Durante un instante, las motas de Kaye ardieron rojas.

Mitch la observó con cara de aflicción y asombro.

—Somos alienígenas —murmuró.

Arrancó el motor. Los siete hombres se subieron a las tres camionetas y les guiaron.

—¿Tienes efectivo para la gasolina? —preguntó Mitch.

—En el bolso —dijo Kaye—. ¿No quieres usar las tarjetas de crédito?

Mitch no contestó.

—Tenemos el tanque casi lleno.

Stella berreó un segundo y luego se calmó a medida que el amanecer rosáceo iniciaba su ascenso sobre las colinas y los robles dispersos. La cubierta de nubes se había abierto y roto, sobre el horizonte vieron cortinas de lluvia. La luz del amanecer era brillante e irreal con el fondo de las nubes negras.

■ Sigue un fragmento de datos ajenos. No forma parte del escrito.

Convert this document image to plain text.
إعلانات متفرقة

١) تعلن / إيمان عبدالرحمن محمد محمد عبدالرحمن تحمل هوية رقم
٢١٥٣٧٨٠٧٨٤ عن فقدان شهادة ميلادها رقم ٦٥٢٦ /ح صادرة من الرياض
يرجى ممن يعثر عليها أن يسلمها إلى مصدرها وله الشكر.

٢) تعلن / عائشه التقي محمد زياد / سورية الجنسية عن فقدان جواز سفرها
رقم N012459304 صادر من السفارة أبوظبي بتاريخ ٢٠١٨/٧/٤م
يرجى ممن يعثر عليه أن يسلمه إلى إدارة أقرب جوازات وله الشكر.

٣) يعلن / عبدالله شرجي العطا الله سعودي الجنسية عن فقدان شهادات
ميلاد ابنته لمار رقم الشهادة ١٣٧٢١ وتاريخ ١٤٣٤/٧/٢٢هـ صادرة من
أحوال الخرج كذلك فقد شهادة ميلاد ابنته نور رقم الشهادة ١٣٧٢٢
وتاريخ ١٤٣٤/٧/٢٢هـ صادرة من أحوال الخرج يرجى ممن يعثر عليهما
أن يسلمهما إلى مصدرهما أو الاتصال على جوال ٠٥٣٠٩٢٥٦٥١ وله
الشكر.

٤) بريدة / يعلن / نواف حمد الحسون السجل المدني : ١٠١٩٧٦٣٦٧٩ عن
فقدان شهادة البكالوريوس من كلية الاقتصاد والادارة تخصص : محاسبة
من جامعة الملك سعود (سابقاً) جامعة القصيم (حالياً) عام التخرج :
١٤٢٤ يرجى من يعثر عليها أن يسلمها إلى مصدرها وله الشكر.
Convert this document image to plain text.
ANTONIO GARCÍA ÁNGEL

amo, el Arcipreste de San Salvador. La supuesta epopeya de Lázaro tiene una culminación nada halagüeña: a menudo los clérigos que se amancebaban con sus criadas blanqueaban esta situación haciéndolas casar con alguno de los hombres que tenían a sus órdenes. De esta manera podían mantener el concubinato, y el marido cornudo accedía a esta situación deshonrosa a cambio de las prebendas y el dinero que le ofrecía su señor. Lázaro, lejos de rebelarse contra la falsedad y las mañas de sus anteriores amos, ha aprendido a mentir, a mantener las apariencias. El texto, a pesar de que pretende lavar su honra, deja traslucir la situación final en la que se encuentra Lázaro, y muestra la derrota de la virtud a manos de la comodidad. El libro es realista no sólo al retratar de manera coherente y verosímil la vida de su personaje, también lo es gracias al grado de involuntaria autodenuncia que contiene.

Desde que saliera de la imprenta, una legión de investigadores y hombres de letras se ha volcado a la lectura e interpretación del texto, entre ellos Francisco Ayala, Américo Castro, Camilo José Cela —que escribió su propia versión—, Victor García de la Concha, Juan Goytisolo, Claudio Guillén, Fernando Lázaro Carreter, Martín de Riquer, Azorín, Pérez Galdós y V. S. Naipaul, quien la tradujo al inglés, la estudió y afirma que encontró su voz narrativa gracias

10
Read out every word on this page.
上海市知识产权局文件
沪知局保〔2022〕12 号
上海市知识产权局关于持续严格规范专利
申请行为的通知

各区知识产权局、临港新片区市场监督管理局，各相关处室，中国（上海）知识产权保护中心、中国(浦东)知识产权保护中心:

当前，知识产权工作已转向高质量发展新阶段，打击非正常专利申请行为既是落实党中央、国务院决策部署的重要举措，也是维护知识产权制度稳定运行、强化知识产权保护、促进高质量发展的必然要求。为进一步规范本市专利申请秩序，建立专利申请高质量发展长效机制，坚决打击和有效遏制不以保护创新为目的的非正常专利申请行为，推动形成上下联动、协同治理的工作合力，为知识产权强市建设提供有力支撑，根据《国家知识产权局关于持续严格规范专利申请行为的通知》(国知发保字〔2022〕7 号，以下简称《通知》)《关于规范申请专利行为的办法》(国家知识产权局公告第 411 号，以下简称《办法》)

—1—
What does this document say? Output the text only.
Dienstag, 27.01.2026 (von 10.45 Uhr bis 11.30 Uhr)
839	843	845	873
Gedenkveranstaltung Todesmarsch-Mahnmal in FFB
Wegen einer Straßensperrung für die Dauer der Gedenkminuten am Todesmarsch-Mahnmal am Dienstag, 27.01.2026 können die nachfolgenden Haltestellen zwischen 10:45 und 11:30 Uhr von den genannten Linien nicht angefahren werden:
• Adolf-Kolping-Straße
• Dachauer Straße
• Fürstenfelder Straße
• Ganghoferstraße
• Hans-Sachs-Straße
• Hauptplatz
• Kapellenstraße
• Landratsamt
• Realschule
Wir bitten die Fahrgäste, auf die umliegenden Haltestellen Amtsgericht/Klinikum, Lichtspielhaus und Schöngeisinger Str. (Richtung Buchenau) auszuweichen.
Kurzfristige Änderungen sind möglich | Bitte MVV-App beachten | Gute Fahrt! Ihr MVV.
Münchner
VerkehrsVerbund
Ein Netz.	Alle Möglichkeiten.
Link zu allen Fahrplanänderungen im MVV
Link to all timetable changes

El camino de tierra hacia el norte era difícil, pero no imposible. Las camionetas les acompañaron hasta el mismo final, donde una señal indicaba el límite de la reserva y también, coincidencia, anunciaba el Wild Eagle Casino. Maleza y arbustos yacían tristes y castigados frente a una alambrada de espino doblaba y retorcida.

Los gruesos vientres de las nubes arrojaron una lluvia ligera sobre el parabrisas, convirtiendo el polvo en barro mientras salían del camino de tierra, subían el terraplén y entraban en la autopista estatal en dirección al este. Un brillante rayo de luz matinal, el último que verían ese día, los iluminó como si fuese un foco mientras Mitch aceleraba el Toyota sobre los dos carriles de asfalto.